The benchmarking context was the same as for the brute-force GitDB algorithm. This implementation is far more complex than the said brute-force implementation, which clearly reflects in the numbers. It’s pure-python throughput is at only 1.1 MiB/s, which equals 89 streams/s. The biggest performance bottleneck is the slicing of the parsed delta streams, where the program spends most of its time due to hundred thousands of calls.
To get a more usable version of the algorithm, it was implemented in C, such that python must do no more than two calls to get all the work done. The first prepares the TDS, the second applies it, writing it into a target buffer. The throughput reaches 15.2 MiB/s, which equals 1221 streams/s, which makes it nearly 14 times faster than the pure python version, and amazingly even 1.35 times faster than the brute-force C implementation. As a comparison, cgit is able to stream about 20 MiB when controlling it through a pipe. GitDBs performance may still improve once pack access is reimplemented in C as well.

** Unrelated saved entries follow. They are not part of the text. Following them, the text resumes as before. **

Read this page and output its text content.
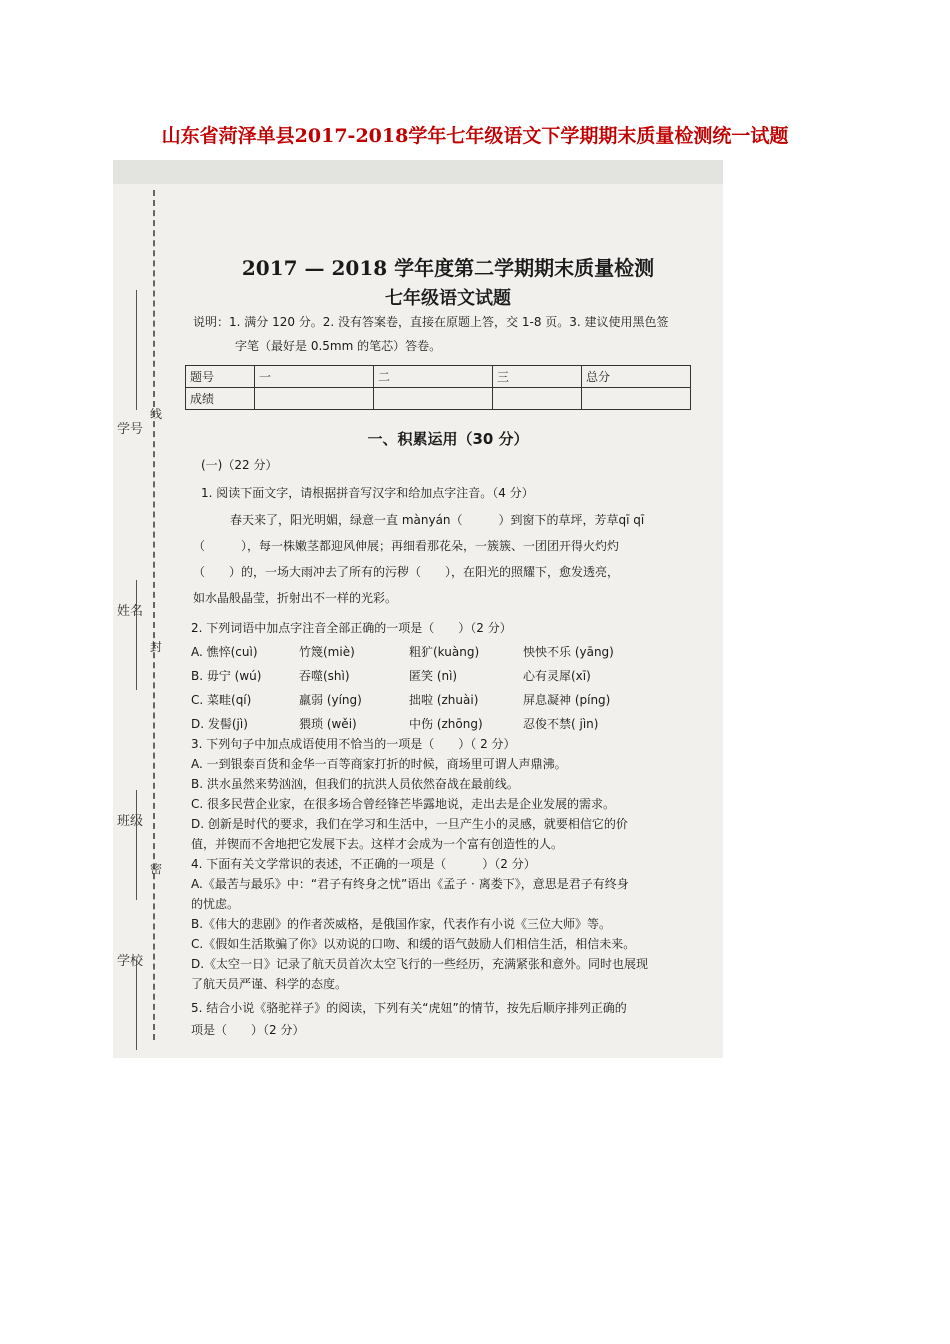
山东省菏泽单县2017-2018学年七年级语文下学期期末质量检测统一试题
学号
姓名
班级
学校
线
封
密
2017 — 2018 学年度第二学期期末质量检测
七年级语文试题
说明：1. 满分 120 分。2. 没有答案卷，直接在原题上答，交 1-8 页。3. 建议使用黑色签
字笔（最好是 0.5mm 的笔芯）答卷。
题号	一	二	三	总分
成绩				
一、积累运用（30 分）
(一)（22 分）
1. 阅读下面文字，请根据拼音写汉字和给加点字注音。（4 分）
春天来了，阳光明媚，绿意一直 mànyán（　　　）到窗下的草坪，芳草qī qī
（　　　），每一株嫩茎都迎风伸展；再细看那花朵，一簇簇、一团团开得火灼灼
（　　）的，一场大雨冲去了所有的污秽（　　），在阳光的照耀下，愈发透亮，
如水晶般晶莹，折射出不一样的光彩。
2. 下列词语中加点字注音全部正确的一项是（　　）（2 分）
A. 憔悴(cuì)	竹篾(miè)	粗犷(kuàng)	怏怏不乐 (yāng)
B. 毋宁 (wú)	吞噬(shì)	匿笑 (nì)	心有灵犀(xī)
C. 菜畦(qí)	羸弱 (yíng)	拙啦 (zhuài)	屏息凝神 (píng)
D. 发髻(jì)	猥琐 (wěi)	中伤 (zhōng)	忍俊不禁( jìn)
3. 下列句子中加点成语使用不恰当的一项是（　　）（ 2 分）
A. 一到银泰百货和金华一百等商家打折的时候，商场里可谓人声鼎沸。
B. 洪水虽然来势汹汹，但我们的抗洪人员依然奋战在最前线。
C. 很多民营企业家，在很多场合曾经锋芒毕露地说，走出去是企业发展的需求。
D. 创新是时代的要求，我们在学习和生活中，一旦产生小的灵感，就要相信它的价
值，并锲而不舍地把它发展下去。这样才会成为一个富有创造性的人。
4. 下面有关文学常识的表述，不正确的一项是（　　　）（2 分）
A.《最苦与最乐》中：“君子有终身之忧”语出《孟子 · 离娄下》，意思是君子有终身
的忧虑。
B.《伟大的悲剧》的作者茨威格，是俄国作家，代表作有小说《三位大师》等。
C.《假如生活欺骗了你》以劝说的口吻、和缓的语气鼓励人们相信生活，相信未来。
D.《太空一日》记录了航天员首次太空飞行的一些经历，充满紧张和意外。同时也展现
了航天员严谨、科学的态度。
5. 结合小说《骆驼祥子》的阅读，下列有关“虎妞”的情节，按先后顺序排列正确的
项是（　　）（2 分）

A 125 MB file took 2.5 seconds to unpack for instance, which is only 20% slower than the c implementation of the brute-force algorithm.
Another very promising option is that streaming of delta data is indeed possible. Depending on the configuration of the copy-from-base operations, different optimizations could be applied to reduce the amount of memory required for the final processed delta stream. Some configurations may even allow it to stream data from the base buffer, instead of pre-loading it for random access.
The ability to stream files at reduced memory costs would only be feasible for big files, and would have to be payed with extra pre-processing time.
A very first and simple implementation could avoid memory peaks by streaming the TDS in conjunction with a base buffer, instead of writing everything into a fully allocated target buffer.